Poiché non ci sarà naturalmente nessuna legge che imponga di non andare a prendere i figli a scuola, i genitori decideranno, come hanno sempre fatto, valutando il livello di responsabilità che il figlio è in grado di assumere, nonché le possibilità dell’organizzazione familiare e le esigenze dell’ambiente di vita del ragazzo. Solo se hanno margini di scelta possono chiedersi quale comportamento favorisca la crescita, l’autostima, la possibilità di apprendimento del figlio.

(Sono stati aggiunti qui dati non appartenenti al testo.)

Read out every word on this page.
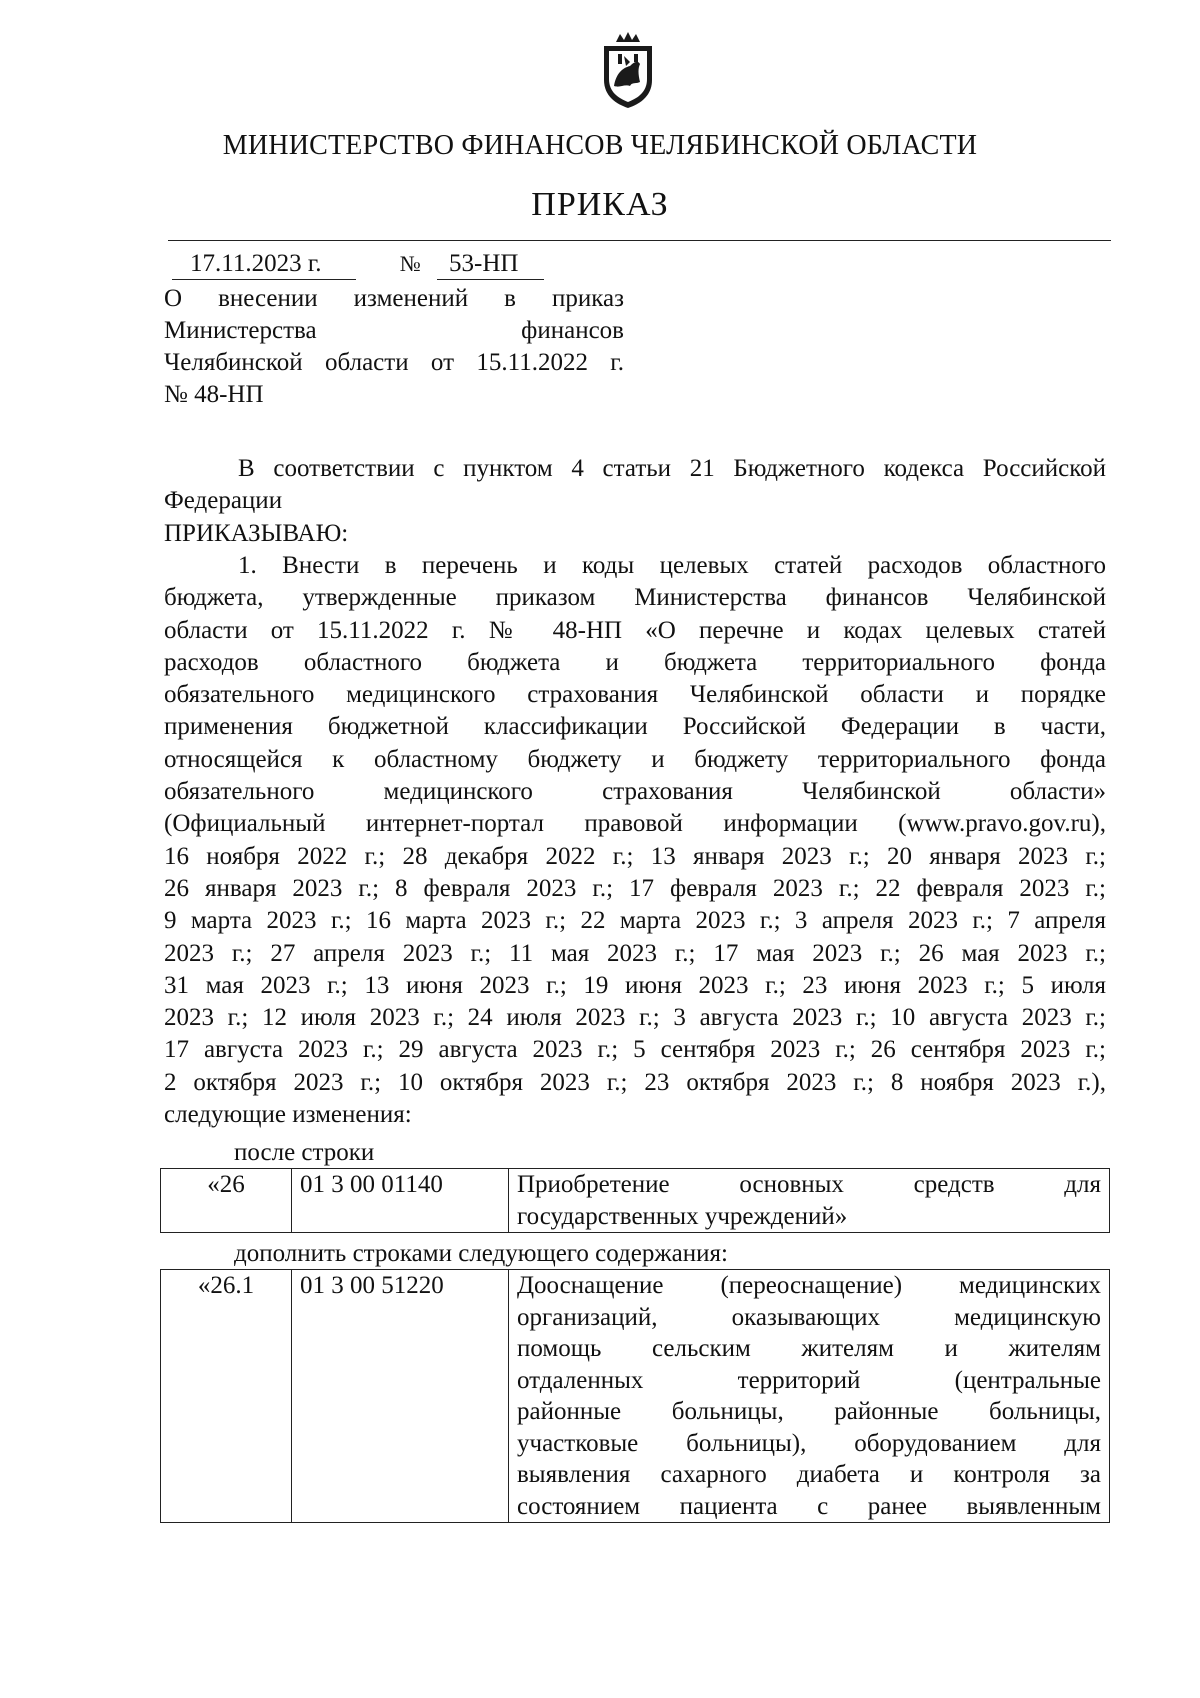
МИНИСТЕРСТВО ФИНАНСОВ ЧЕЛЯБИНСКОЙ ОБЛАСТИ
ПРИКАЗ
17.11.2023 г.	№ 53-НП
О внесении изменений в приказ
Министерства финансов
Челябинской области от 15.11.2022 г.
№ 48-НП
В соответствии с пунктом 4 статьи 21 Бюджетного кодекса Российской
Федерации
ПРИКАЗЫВАЮ:
1. Внести в перечень и коды целевых статей расходов областного
бюджета, утвержденные приказом Министерства финансов Челябинской
области от 15.11.2022 г. № 48-НП «О перечне и кодах целевых статей
расходов областного бюджета и бюджета территориального фонда
обязательного медицинского страхования Челябинской области и порядке
применения бюджетной классификации Российской Федерации в части,
относящейся к областному бюджету и бюджету территориального фонда
обязательного медицинского страхования Челябинской области»
(Официальный интернет-портал правовой информации (www.pravo.gov.ru),
16 ноября 2022 г.; 28 декабря 2022 г.; 13 января 2023 г.; 20 января 2023 г.;
26 января 2023 г.; 8 февраля 2023 г.; 17 февраля 2023 г.; 22 февраля 2023 г.;
9 марта 2023 г.; 16 марта 2023 г.; 22 марта 2023 г.; 3 апреля 2023 г.; 7 апреля
2023 г.; 27 апреля 2023 г.; 11 мая 2023 г.; 17 мая 2023 г.; 26 мая 2023 г.;
31 мая 2023 г.; 13 июня 2023 г.; 19 июня 2023 г.; 23 июня 2023 г.; 5 июля
2023 г.; 12 июля 2023 г.; 24 июля 2023 г.; 3 августа 2023 г.; 10 августа 2023 г.;
17 августа 2023 г.; 29 августа 2023 г.; 5 сентября 2023 г.; 26 сентября 2023 г.;
2 октября 2023 г.; 10 октября 2023 г.; 23 октября 2023 г.; 8 ноября 2023 г.),
следующие изменения:
после строки
«26	01 3 00 01140	Приобретение основных средств для
государственных учреждений»
дополнить строками следующего содержания:
«26.1	01 3 00 51220	Дооснащение (переоснащение) медицинских
организаций, оказывающих медицинскую
помощь сельским жителям и жителям
отдаленных территорий (центральные
районные больницы, районные больницы,
участковые больницы), оборудованием для
выявления сахарного диабета и контроля за
состоянием пациента с ранее выявленным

In linea con la moderna pedagogia, che valorizza molto il raggiungimento dell’autonomia del bambino il più presto possibile, si può essere d’accordo sull’opinione che è importante permettere che il bambino torni da scuola da solo, appena lo si ritiene in grado. Non sto a ricordare qui i vantaggi per la sua crescita, che sono stati ampiamente evidenziati ultimamente in questa occasione. Vorrei invece cogliere l’occasione per sottolineare due aspetti più generali, e a mio parere fondanti, della questione dell’autonomia.

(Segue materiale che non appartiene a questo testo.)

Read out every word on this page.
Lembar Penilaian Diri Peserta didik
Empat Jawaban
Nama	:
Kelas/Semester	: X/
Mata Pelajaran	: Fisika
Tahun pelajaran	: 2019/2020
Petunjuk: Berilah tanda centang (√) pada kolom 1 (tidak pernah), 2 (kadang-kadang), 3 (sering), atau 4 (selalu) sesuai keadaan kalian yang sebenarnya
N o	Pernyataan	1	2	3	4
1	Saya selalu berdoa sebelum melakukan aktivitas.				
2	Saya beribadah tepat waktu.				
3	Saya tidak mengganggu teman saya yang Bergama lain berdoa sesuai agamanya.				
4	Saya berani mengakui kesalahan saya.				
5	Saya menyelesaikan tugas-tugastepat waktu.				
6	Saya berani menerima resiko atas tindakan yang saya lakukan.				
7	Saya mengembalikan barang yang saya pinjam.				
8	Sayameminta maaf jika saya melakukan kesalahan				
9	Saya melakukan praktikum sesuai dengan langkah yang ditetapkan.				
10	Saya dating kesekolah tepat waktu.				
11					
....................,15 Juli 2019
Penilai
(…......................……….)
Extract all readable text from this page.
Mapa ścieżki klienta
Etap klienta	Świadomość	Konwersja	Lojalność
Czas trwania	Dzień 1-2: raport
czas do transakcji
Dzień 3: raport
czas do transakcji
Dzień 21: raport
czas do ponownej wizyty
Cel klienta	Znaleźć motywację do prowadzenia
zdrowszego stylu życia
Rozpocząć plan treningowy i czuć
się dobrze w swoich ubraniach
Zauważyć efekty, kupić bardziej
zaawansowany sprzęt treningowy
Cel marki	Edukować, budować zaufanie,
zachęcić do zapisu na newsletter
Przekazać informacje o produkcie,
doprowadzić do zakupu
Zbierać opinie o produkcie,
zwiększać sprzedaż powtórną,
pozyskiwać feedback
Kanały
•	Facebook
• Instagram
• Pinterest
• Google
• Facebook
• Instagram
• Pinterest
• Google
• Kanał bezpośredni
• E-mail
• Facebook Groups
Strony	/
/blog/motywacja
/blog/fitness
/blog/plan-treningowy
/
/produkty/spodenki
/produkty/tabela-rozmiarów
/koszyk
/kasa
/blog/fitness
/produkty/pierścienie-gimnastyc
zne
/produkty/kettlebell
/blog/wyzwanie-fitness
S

Il primo è che l’autonomia deve essere concessa in risposta a una richiesta. Nella relazione educativa questa richiesta può essere implicita da parte del bambino, ma è importante che l’adulto la cerchi, la riconosca insieme al bambino e mostri di prenderla in considerazione, perché solo a questa condizione il bambino potrà utilizzare l’autonomia concessa per nuovi apprendimenti, in un circolo virtuoso in cui una maggiore autonomia permette l’acquisizione di nuove capacità, che a loro volta stimolano la richiesta di una più ampia autonomia. Un’autonomia in un ambito non richiesto, al contrario, può essere vissuta come un abbandono o una svalutazione, e portare a comportamenti non adattativi, difensivi, di chiusura o di aperta ribellione.
Ecco perché l’autonomia per essere motore di crescita deve essere una conquista, non un dono.
Il secondo aspetto, speculare al primo, è che l’autonomia non è qualcosa che si può imporre, così come non si possono imporre la spontaneità e il senso di responsabilità. Sono tutte capacità che l’essere umano acquisisce gradualmente, utilizzando la sua dotazione personale di potenzialità psicofisiche e il suo bisogno di essere in relazione con gli altri, che è la molla più importante per la sua crescita. Sta agli adulti facilitargli l’accesso agli strumenti che la specifica cultura in cui si trova a vivere mette a disposizione, offrirgli occasioni per sperimentarsi in modi diversi nelle relazioni con l’adulto, con i pari, con l’autorità.
Non siamo noi che diamo l’autonomia ai nostri figli. Noi diamo degli strumenti, offriamo delle conoscenze, facilitiamo in tutti i modi la loro crescita, offriamo loro occasioni, ma l’autonomia la esercitano loro appena se ne sentono in grado. Perché è un piacere sentirsi autonomi. È un piacere simile a quello della ribellione, ma esercitato all’interno delle regole condivise anziché contro di esse.
L’autonomia non è né un bene né un male in sé; è un correlato del processo di crescita.